Innovative PM2.5 monitoring data fusion technology published to the top journal of environmental science field by the team of NCU
Posted on: 2021-09-17
Figure1. Spatial distribution of PM2.5 concentration computed by heterogeneous data fusion technology, take 2016-10-16 21:00 as example. (left) Data only from EPA stations; (middle) Data only from Airbox; (right) Data fusion from EPA and Airbox. After fusing the data, the spatial distribution information can be more detailed, and unreasonable information can be avoided too.
Under the guidance of Dr. Lin, Yuan-Chien — an Associate Professor from the Department of Civil Engineering, the team including postgraduates Chi, Wan-Ju and Lin, Yong-Qing from Hydrological and Environmental Informatics Laboratory integrated the application of Internet of Things (IoT) and spatiotemporal big data analysis, and developed novel data fusion technology to provide high spatiotemporal resolution PM2.5 concentration information. The results were published in a top SCI international journal "Environment International" in the field of environmental science.
At present, there are 76 national air quality monitoring stations with high accuracy and reliability established by the Environmental Protection Agency in Taiwan. Because the stations cannot be deployed on a large scale, the low spatiotemporal resolution of these monitoring cannot meet the PM2.5 information requirements with high variability. On the other hand, the number of air quality micro-sensors including airboxes is gradually increasing, and the government is also actively deploying the Internet of Things for urban and rural air quality. However, the micro-sensors are inherently restricted and prone to large spatiotemporal variation and interference. Thus, the team adopted the best linear data fusion theory and the spatial estimation method (Kriging) to calculate the degree of daily variation of the monitoring data and the possible errors in the spatial estimation. As the weight when the data was linearly fused, which could retain the advantages of different sensors. The research results show that the spatiotemporal distribution of PM2.5 concentration can be estimated more reasonably through data fusion technology. The method can not only effectively reduce the cost of monitoring pollutants, but also improve the efficiency of monitoring air quality.

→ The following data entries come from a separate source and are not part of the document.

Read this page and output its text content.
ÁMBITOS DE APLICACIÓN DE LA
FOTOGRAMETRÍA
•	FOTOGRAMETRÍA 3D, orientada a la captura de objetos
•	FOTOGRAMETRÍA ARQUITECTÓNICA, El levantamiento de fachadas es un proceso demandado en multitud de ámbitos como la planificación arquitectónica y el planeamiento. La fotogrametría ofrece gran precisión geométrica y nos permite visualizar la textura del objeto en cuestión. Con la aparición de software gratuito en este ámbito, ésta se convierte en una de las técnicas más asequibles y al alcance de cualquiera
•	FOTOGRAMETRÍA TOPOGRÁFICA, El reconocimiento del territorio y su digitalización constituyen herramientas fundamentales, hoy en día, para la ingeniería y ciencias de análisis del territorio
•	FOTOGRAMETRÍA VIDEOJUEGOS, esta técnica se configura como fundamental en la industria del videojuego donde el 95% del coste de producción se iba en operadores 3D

Long-term exposure to high concentrations of PM2.5 will increase the risk of various diseases and, therefore, having accurate and detailed PM2.5 monitoring is of great significance for public health and exposure assessment. The results can provide a strong scientific basis for research on allergies, various types of respiratory and cardiovascular diseases, and even cancer. This study has both academic and practical application values, which can be regarded as pioneering research on cross-domain integration in the fields of civil engineering, environmental science, information technology, and spatial information application.
The team led by Associate Professor Lin has been often recognized for outstanding performance in research on hydrology and environment-related issues, and it is also strongly supported by the "Einstein Project", a young scholar development fellowship of the Ministry of Science and Technology. At present, the team is actively cooperating with scholars in other fields, and it will continue to devote itself to the development of related academic research in the future.